Regions with significant populations
- Ghana (Northern, Brong-Ahafo, Volta, Eastern and Greater Accra Regions) and Togo (Kara, Centrale and Plateaux Regions)

Languages
- Konkomba (Likpakpaani), French

Religion
- Traditional African religions (about 50%), Christianity (about 45%) and Islam (about 5%)

= Konkomba people =

Ethnic group in Ghana

The Konkomba people are a Gur ethnic group in northern Ghana and north-west Togo, primarily in the area around the Oti River and the Volta and Northern Regions. They are the second-largest ethnic group in Ghana's Northern Region.

== Demography ==
According to the 2010 census, 823,000 Konkomba lived in Ghana. The CIA World Factbook reports that 3.5 percent of the country's population spoke the Konkomba language in 2010.

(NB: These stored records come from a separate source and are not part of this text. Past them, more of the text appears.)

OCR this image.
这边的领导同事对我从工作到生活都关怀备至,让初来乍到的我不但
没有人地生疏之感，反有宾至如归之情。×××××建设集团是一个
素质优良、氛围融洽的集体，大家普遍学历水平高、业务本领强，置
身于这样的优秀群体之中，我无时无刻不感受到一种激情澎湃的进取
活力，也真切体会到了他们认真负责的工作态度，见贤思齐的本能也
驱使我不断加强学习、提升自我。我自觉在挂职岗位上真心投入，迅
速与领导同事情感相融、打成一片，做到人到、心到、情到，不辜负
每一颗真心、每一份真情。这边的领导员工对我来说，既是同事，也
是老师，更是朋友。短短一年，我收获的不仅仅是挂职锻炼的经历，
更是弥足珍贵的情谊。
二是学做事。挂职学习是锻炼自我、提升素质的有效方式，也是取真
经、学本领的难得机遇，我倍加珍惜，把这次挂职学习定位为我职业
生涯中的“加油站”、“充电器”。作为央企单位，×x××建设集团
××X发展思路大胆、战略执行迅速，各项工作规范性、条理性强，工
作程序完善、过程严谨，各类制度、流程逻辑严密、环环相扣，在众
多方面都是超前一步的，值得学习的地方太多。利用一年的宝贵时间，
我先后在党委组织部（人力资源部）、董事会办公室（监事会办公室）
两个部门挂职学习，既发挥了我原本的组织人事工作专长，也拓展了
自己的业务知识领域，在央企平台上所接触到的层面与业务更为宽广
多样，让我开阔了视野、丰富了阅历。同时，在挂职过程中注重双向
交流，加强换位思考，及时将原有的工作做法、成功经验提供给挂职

The Konkomba speak the Konkomba language, also known as Likpakpaanl. Until the turn of the 21st century, their primary occupation was farming and animal husbandry. The Konkomba are primarily subsistence farmers and raise poultry, small ruminants, and cattle.

== Ethnogenesis ==
The Konkomba refer to themselves as Bikpakpaam (plural form) and to their language as Likpakpaln. A male member of the tribe is an ukpakpaanja, and a female is an ukpakpaanpii. The anglicization "Konkomba" is commonly used to refer to the people and their language, native to northern Ghana. Before the 15th- and 16th-century arrival of other ethnic groups in northern Ghana, the Konkomba were settled in the area.

== Origin and history ==
The Konkomba settled in Ghana's eastern corridor before migrating elsewhere during the first half of the twentieth century due to colonial pressures and in search of fertile farmland. According to Fynn (1971), "We know that the ancestors of the Dagombas met a people akin to the Konkomba already living in northern Ghana".

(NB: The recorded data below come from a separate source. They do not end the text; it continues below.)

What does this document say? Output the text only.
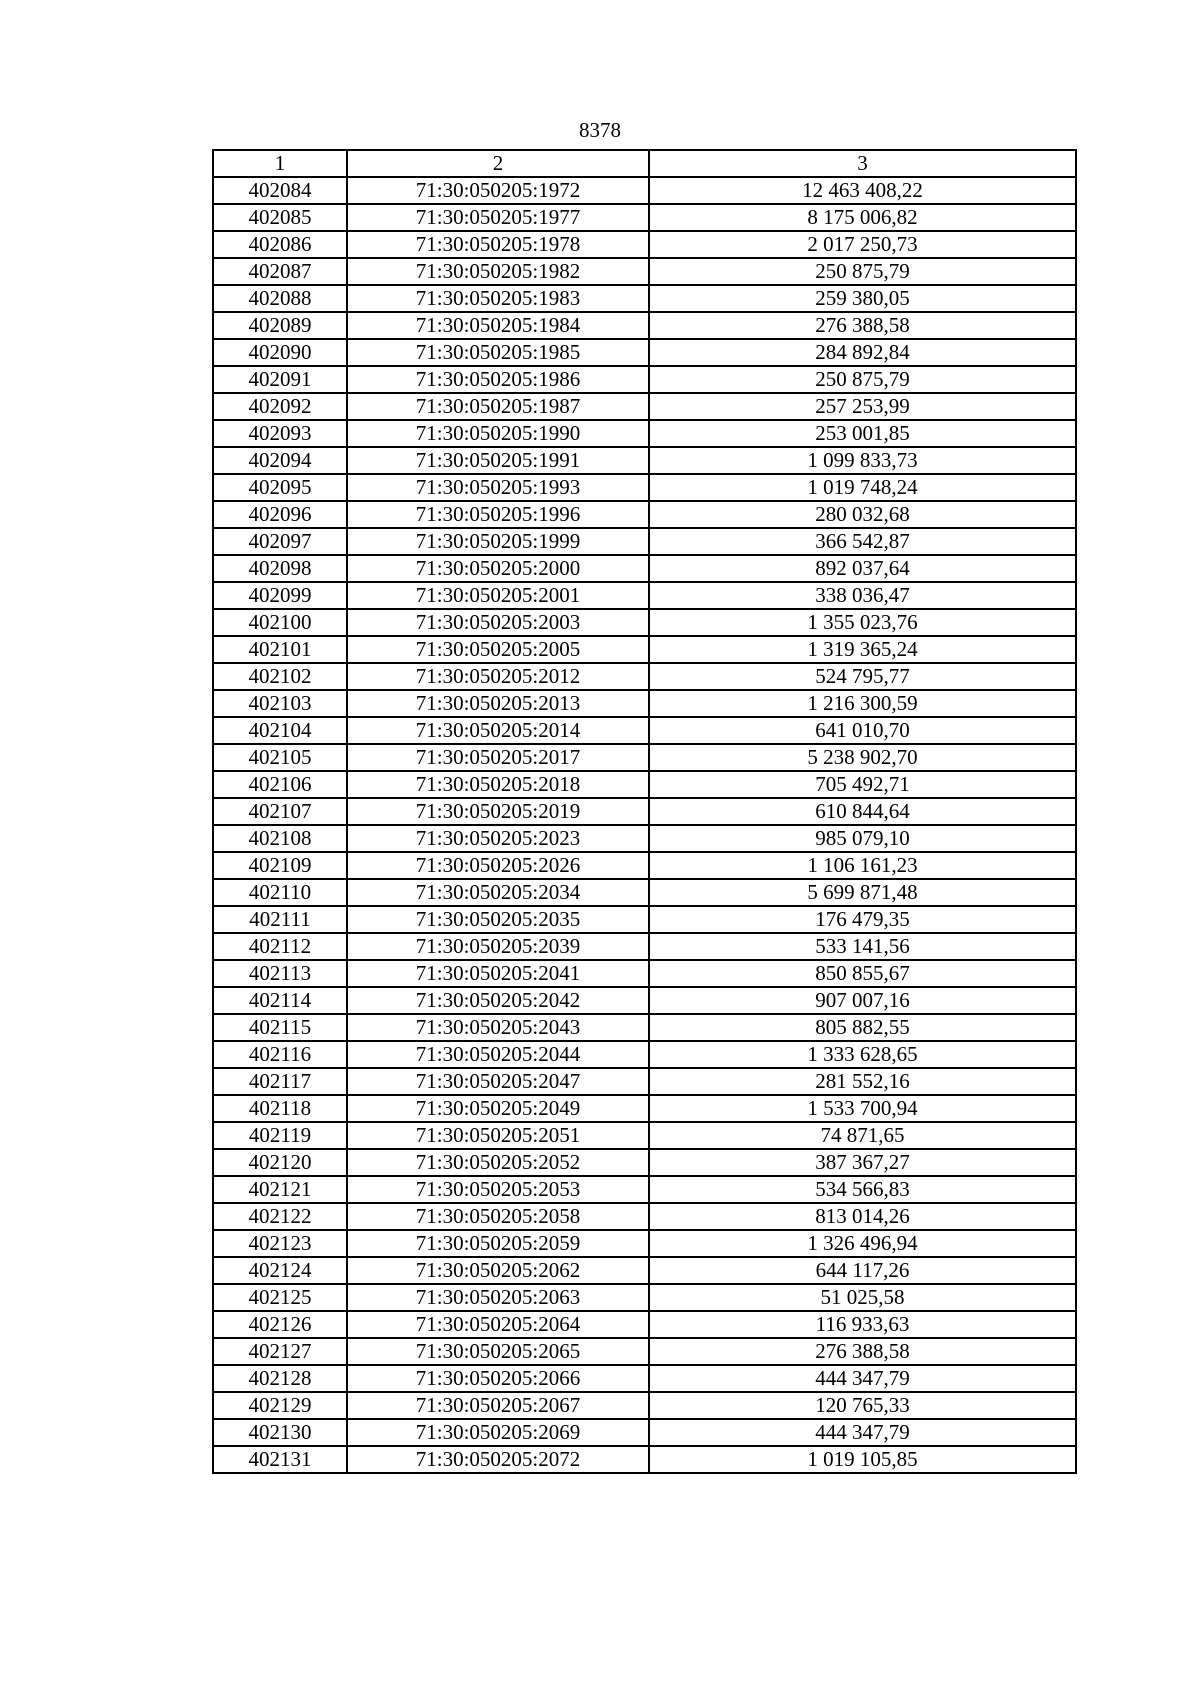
8378
1	2	3
402084	71:30:050205:1972	12 463 408,22
402085	71:30:050205:1977	8 175 006,82
402086	71:30:050205:1978	2 017 250,73
402087	71:30:050205:1982	250 875,79
402088	71:30:050205:1983	259 380,05
402089	71:30:050205:1984	276 388,58
402090	71:30:050205:1985	284 892,84
402091	71:30:050205:1986	250 875,79
402092	71:30:050205:1987	257 253,99
402093	71:30:050205:1990	253 001,85
402094	71:30:050205:1991	1 099 833,73
402095	71:30:050205:1993	1 019 748,24
402096	71:30:050205:1996	280 032,68
402097	71:30:050205:1999	366 542,87
402098	71:30:050205:2000	892 037,64
402099	71:30:050205:2001	338 036,47
402100	71:30:050205:2003	1 355 023,76
402101	71:30:050205:2005	1 319 365,24
402102	71:30:050205:2012	524 795,77
402103	71:30:050205:2013	1 216 300,59
402104	71:30:050205:2014	641 010,70
402105	71:30:050205:2017	5 238 902,70
402106	71:30:050205:2018	705 492,71
402107	71:30:050205:2019	610 844,64
402108	71:30:050205:2023	985 079,10
402109	71:30:050205:2026	1 106 161,23
402110	71:30:050205:2034	5 699 871,48
402111	71:30:050205:2035	176 479,35
402112	71:30:050205:2039	533 141,56
402113	71:30:050205:2041	850 855,67
402114	71:30:050205:2042	907 007,16
402115	71:30:050205:2043	805 882,55
402116	71:30:050205:2044	1 333 628,65
402117	71:30:050205:2047	281 552,16
402118	71:30:050205:2049	1 533 700,94
402119	71:30:050205:2051	74 871,65
402120	71:30:050205:2052	387 367,27
402121	71:30:050205:2053	534 566,83
402122	71:30:050205:2058	813 014,26
402123	71:30:050205:2059	1 326 496,94
402124	71:30:050205:2062	644 117,26
402125	71:30:050205:2063	51 025,58
402126	71:30:050205:2064	116 933,63
402127	71:30:050205:2065	276 388,58
402128	71:30:050205:2066	444 347,79
402129	71:30:050205:2067	120 765,33
402130	71:30:050205:2069	444 347,79
402131	71:30:050205:2072	1 019 105,85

Oral tradition states that the Gonjas, under Ndewura Jakpa, defeated the Dagombas under Ya Na Dariziogo and compelled them to move their capital (believed to be Tamale) to its present site, Yendi. However, the Dagombas seem never to have closely controlled the Konkomba.

According to Martin (1976), the Dagombas pushed back the Konkomba and established divisional chiefs. The main towns were outposts, strategically located on the east bank of the River Oti. Relations between the Konkomba and the Dagombas were distant and hostile, with little or no intermarriage, but the Konkomba have insisted that they moved on voluntarily when the Dagombas arrived. David Tait quotes a Konkomba elder: "When we were growing up and met our fathers, they told us they (our forefathers) stayed in Yaan/Chare (Yendi) with the Kabre and Bikwom. The Dagombas at the time lived mainly in Tamale and Kumbungu from where they rose, mounted their horses and moved towards Yendi. We saw the horses and had to move further east."